In Norwalk, when we talk about ‘housing affordability,’ we need to consider the diverse fabric of our community. For our young families and those just starting out, it means being able to rent or purchase their first home without being burdened by exorbitant costs. For our senior citizens, it means being able to maintain and stay in the homes where they’ve built their memories.

While the median income of Fairfield County provides a guideline, it doesn’t capture the full story of Norwalk. It’s essential that we look beyond just median figures and consider the lived experiences of our residents. A job that pays $30 per hour may seem substantial in some areas, but when accounting for our cost of living, it falls short.

My definition of housing affordability is that every Norwalk resident, regardless of their age or income, should be able to live in a safe, comfortable, and reasonably priced home without having to spend a disproportionate amount of their income. As for making the standard more equitable, I believe we should work towards localized metrics that more accurately reflect the needs and aspirations of Norwalk’s residents. This includes looking at both the high and low ends of the income spectrum and ensuring that our policies address the challenges faced by all.

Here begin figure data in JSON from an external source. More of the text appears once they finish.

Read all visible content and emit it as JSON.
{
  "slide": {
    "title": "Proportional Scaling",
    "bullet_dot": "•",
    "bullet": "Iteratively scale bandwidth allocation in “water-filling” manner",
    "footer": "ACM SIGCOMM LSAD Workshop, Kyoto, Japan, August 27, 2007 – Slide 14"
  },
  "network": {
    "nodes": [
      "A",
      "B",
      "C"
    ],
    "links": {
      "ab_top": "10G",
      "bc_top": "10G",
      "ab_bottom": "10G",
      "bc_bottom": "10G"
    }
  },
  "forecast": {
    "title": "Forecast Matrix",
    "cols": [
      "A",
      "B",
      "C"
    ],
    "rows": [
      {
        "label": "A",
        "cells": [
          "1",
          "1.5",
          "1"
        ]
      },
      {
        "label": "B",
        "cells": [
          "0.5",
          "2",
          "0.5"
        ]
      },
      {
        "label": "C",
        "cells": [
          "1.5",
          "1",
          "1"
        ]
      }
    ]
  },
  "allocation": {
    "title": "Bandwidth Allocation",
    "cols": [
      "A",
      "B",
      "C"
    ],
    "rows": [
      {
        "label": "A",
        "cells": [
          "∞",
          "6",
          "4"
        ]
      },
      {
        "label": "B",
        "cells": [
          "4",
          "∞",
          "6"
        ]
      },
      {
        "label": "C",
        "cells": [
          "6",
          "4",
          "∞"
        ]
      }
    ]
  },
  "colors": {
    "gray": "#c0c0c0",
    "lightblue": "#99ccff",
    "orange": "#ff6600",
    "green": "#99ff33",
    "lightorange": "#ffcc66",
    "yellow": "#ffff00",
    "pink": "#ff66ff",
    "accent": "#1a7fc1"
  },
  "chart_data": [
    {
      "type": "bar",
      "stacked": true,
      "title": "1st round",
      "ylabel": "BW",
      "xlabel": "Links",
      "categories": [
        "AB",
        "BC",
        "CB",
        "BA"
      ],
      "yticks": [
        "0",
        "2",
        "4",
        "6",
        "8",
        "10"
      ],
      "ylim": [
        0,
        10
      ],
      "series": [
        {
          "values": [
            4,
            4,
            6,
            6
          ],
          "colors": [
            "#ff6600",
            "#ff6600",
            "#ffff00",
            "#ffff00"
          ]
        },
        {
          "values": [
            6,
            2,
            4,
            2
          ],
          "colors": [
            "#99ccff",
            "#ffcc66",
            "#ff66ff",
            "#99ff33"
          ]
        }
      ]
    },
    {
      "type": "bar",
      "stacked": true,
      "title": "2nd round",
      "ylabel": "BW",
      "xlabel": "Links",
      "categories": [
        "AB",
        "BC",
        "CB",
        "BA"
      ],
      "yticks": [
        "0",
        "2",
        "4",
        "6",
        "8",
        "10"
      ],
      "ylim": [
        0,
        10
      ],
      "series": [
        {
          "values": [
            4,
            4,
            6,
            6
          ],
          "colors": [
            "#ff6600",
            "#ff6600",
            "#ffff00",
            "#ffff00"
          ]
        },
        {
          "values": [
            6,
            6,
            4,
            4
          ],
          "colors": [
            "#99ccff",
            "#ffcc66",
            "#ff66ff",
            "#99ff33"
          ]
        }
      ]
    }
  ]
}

We must ensure that new developments in our district genuinely meet our neighborhood’s housing needs. Homeownership isn’t feasible for all, so we need affordable rental options to support and nurture community growth. One-bedroom apartments at $2100/month aren’t universally affordable; we must address this.

  • What would you propose to move Norwalk’s government agencies, businesses, organizations, and private citizens towards a zero-carbon footprint?

Zero Carbon Footprint is achievable but it would mean some serious changes for the city.  We should start with city buildings and schools by making them all solar.  We need to eliminate traffic in Norwalk.  Although this may sound challenging, we can make sure the traffic signals controlled by computers or AI adjust so that cars are not idling.  We can also develop a campaign for an increase in bus ridership.  At home we need to continue to advocate for use of LED lights, programmable thermostats and the use of cold water to wash our clothes.  This information can be disseminated through our schools as well as campaigns throughout the year.  I would also continue to promote our farmers markets as our food does not have to travel far and in turn less emissions into the atmosphere from trucks that need to drive long distances to get to Norwalk. Each step is in the right direction.